Equinor, which changed its name from Statoil in 2018, has been at the forefront of renewable investment in Europe, and just last year took a 10% stake in Danish wind giant Ørsted, which just lost its CEO last week and confirmed this week it is cutting 2030 investment plans by up to 25%. Now Equinor appears to be following rivals such as BP and Shell back into the safe haven, so to speak, of oil and gas production to generate profits, vs. renewable investments.
Norway’s sovereign wealth fund, with more than $1.8 trillion under management, has also lagged in the performance of its climate strategy in the last year, raising questions about its commitment in the face of dwindling returns. How the country’s investment managers and oil industry adjust to a new pro-oil era under Trump vs. the desires of their climate-friendly constituents will be one of the more interesting international investment stories of 2025.

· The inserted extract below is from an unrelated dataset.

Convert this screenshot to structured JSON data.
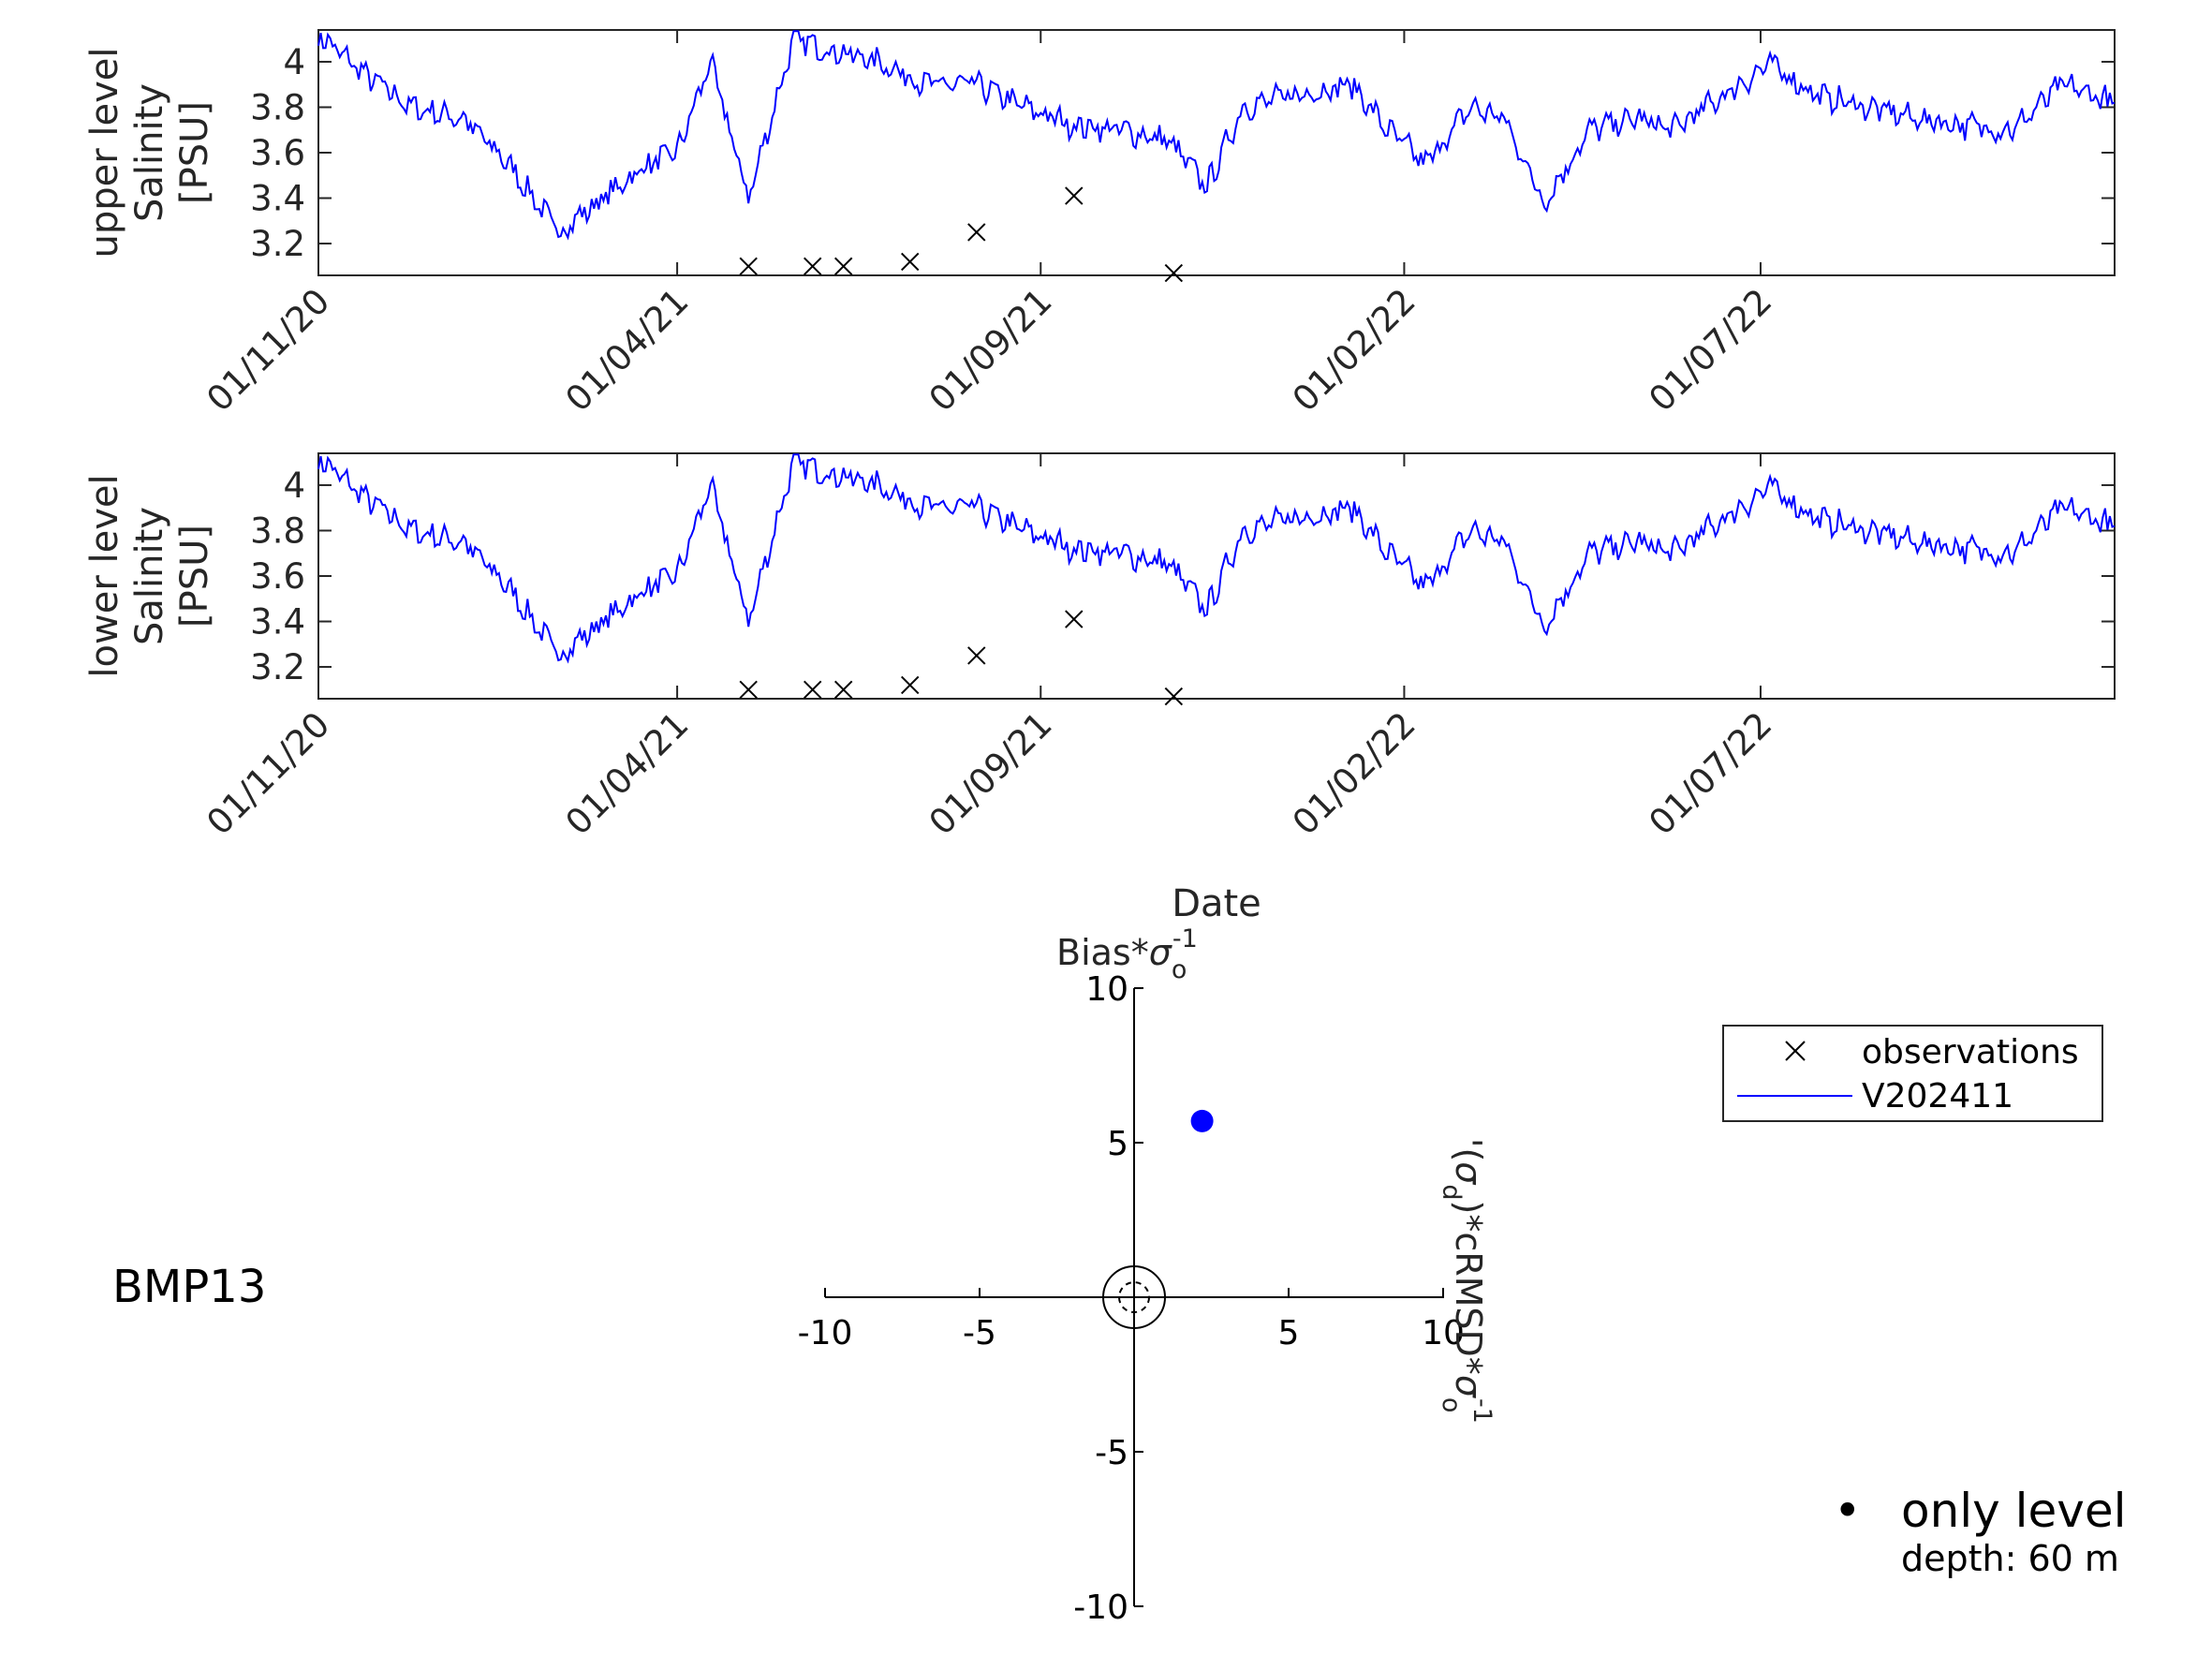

Editor’s picks: Global housing costs; plus, managing food waste
Watch the video: Climate change is contributing to rising housing prices, changing what areas are desirable and how we protect our homes, DW Planet A reports. Disasters such as fires and flooding are becoming more frequent because human activity is warming the atmosphere and the oceans. In the midst of a housing affordability crisis, here’s how climate helps fuel gentrification, and what we can do about it.

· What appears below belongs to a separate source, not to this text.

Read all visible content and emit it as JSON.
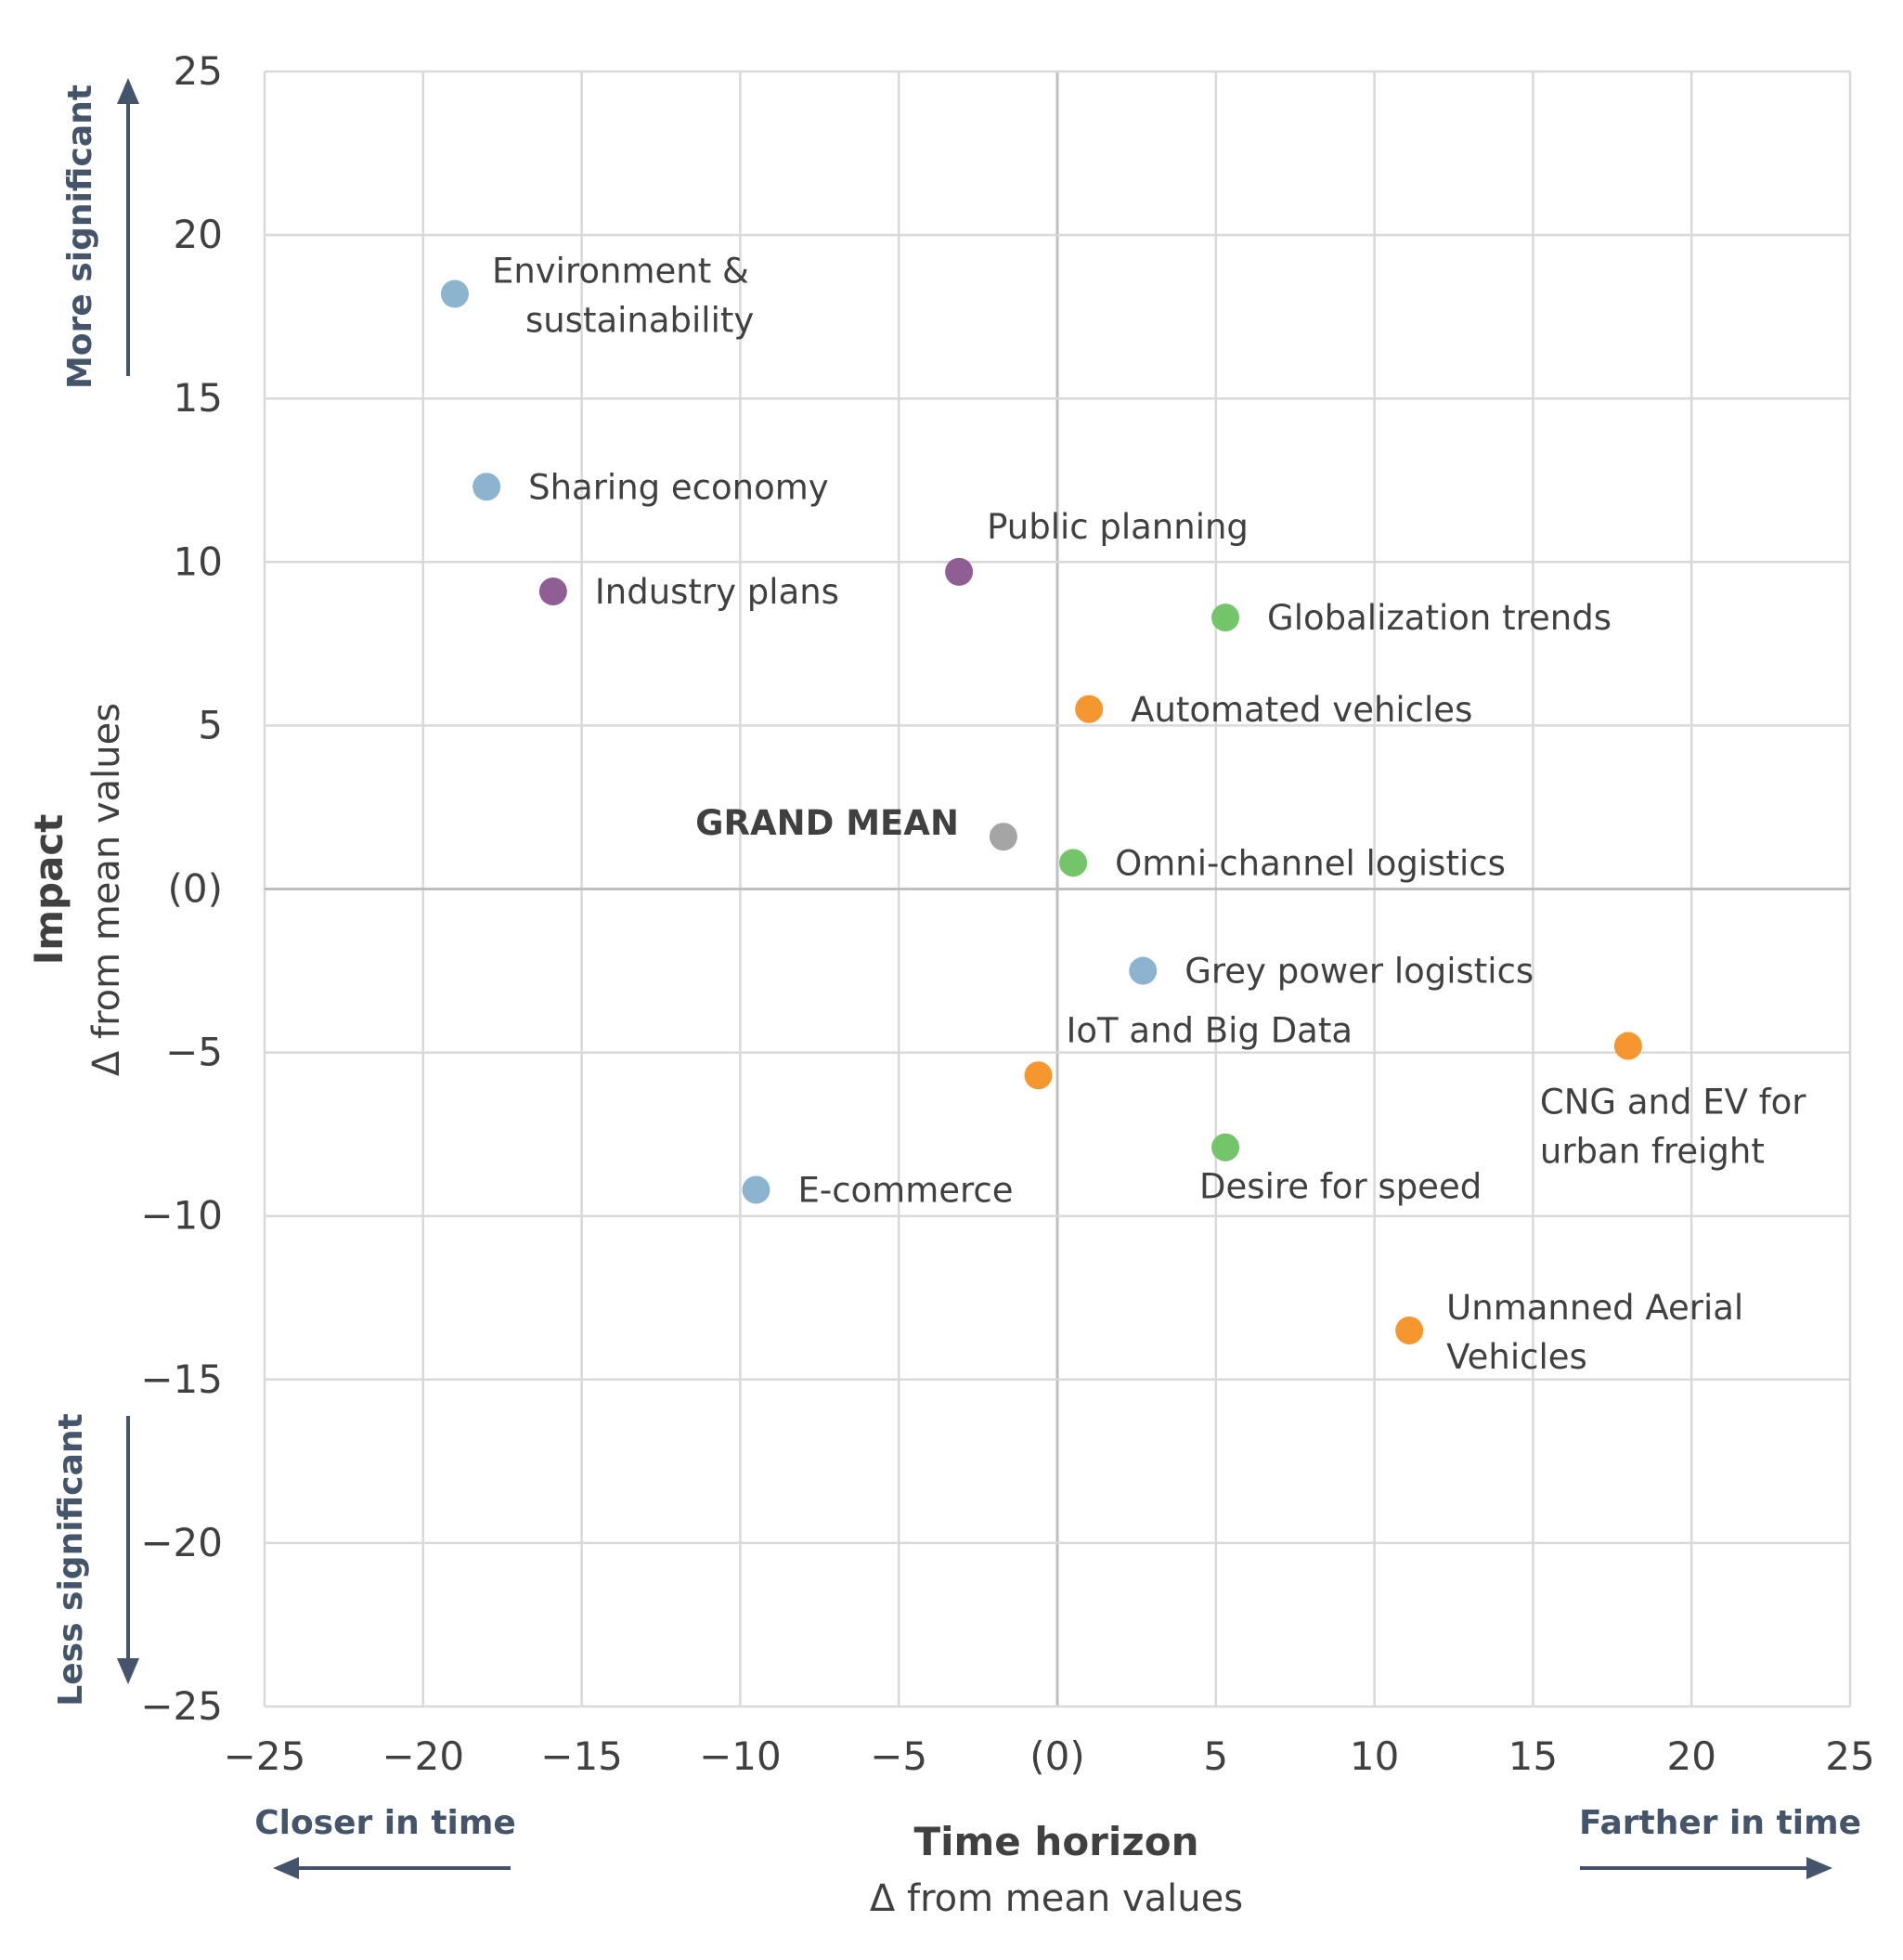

Starbucks joins national food waste pact
Starbucks SBUX 0.00%↑ has become the second so-called quick-serve restaurant to join the U.S. Food Waste Pact, a national voluntary agreement that is focused on reducing waste in the U.S. food system through precompetitive collaboration and data sharing. An estimated 38% of food produced in the United States goes uneaten or unsold and the resulting waste generates 5.2% of U.S. greenhouse gas emission. Starbucks began its hunger relief efforts in 2016. Its FoodShare program operates in 100% of our company-operated stores, in partnership with Feeding America and other hunger-relief organizations. In addition to Starbucks, current U.S. Food Waste Pact signatories across the food system include ALDI US, Amazon AMZN 0.00%↑ Fresh, Aramark, Bob’s Red Mill, Chick-fil-A, Compass Group USA, Del Monte Fresh Produce Company, Raley’s, Walmart WMT 0.00%↑ and Whole Foods Market and more.

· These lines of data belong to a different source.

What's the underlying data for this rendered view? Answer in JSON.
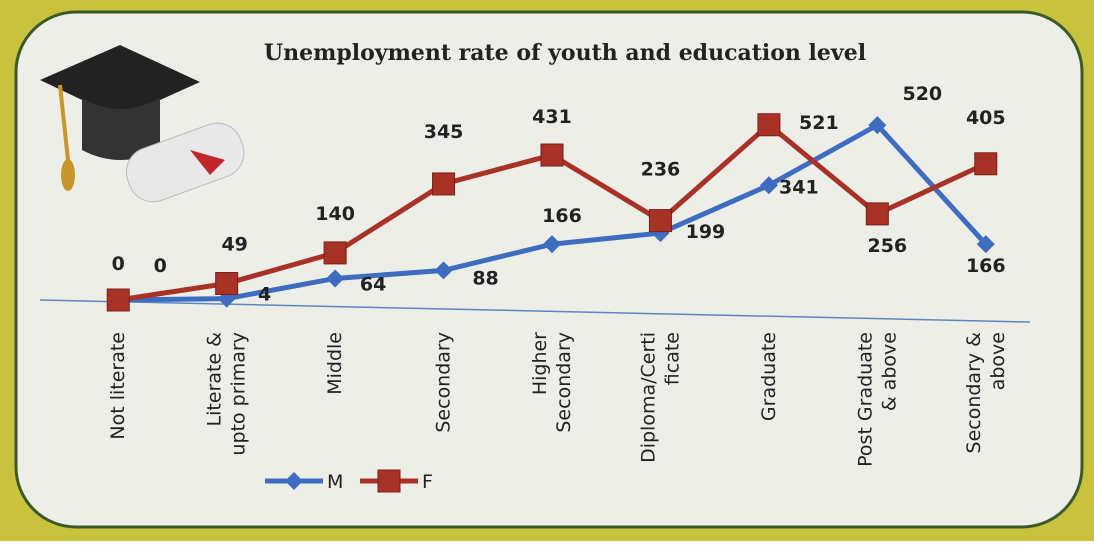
{
  "chart_data": {
    "type": "line",
    "title": "Unemployment rate of youth and education level",
    "categories": [
      [
        "Not literate"
      ],
      [
        "Literate &",
        "upto primary"
      ],
      [
        "Middle"
      ],
      [
        "Secondary"
      ],
      [
        "Higher",
        "Secondary"
      ],
      [
        "Diploma/Certi",
        "ficate"
      ],
      [
        "Graduate"
      ],
      [
        "Post Graduate",
        "& above"
      ],
      [
        "Secondary &",
        "above"
      ]
    ],
    "series": [
      {
        "name": "M",
        "color": "#3d6cc0",
        "marker": "diamond",
        "values": [
          0,
          4,
          64,
          88,
          166,
          199,
          341,
          520,
          166
        ]
      },
      {
        "name": "F",
        "color": "#a93226",
        "marker": "square",
        "values": [
          0,
          49,
          140,
          345,
          431,
          236,
          521,
          256,
          405
        ]
      }
    ],
    "ylim": [
      0,
      550
    ],
    "grid": false,
    "legend": "bottom"
  }
}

Latest findings: New research, studies and projects
Climate alignment for banks
As the climate crisis continues, banking regulation becomes a key arena for climate advocacy, writes the author of a paper titled Climate Alignment For Banks: The Stories That Numbers Tell. “Every major economic investment, whether in fossil fuels or clean technology, requires finance, and much of that finance comes from large banks. This brings-up the notion of ‘climate alignment.’ Climate alignment measures the extent to which bank lending is consistent with the kind of investments that need to be made (or avoided) for the world to meet Paris Agreement goals.” The focus of this article, according to the author, is that rapid decarbonization requires bank regulators to shift their primary focus from risk to alignment. “To this effect, the article contrasts alignment with the dominant risk approach, explains how alignment is measured in practice, and makes specific recommendations for bank alignment disclosures.” Author: Nadav Orian Peer, University of Colorado Law School
More of the latest research:
The Low-Carbon Transition, Climate Commitments and Firm Credit Risk
Pricing of Green Bonds - Drivers and Dynamics of the Greenium
Words to live by . . . .
“Shhh… I have a secret for you all. Capitalism and the fossil fuel industry are causing the climate crisis. Wait, is that not a secret? Then why are governments, private institutions and multinational companies still investing billions of dollars in the very industry that’s causing the suffering of billions of people around the world?” — Mitzi Jonelle Tan, Filipino climate justice activist.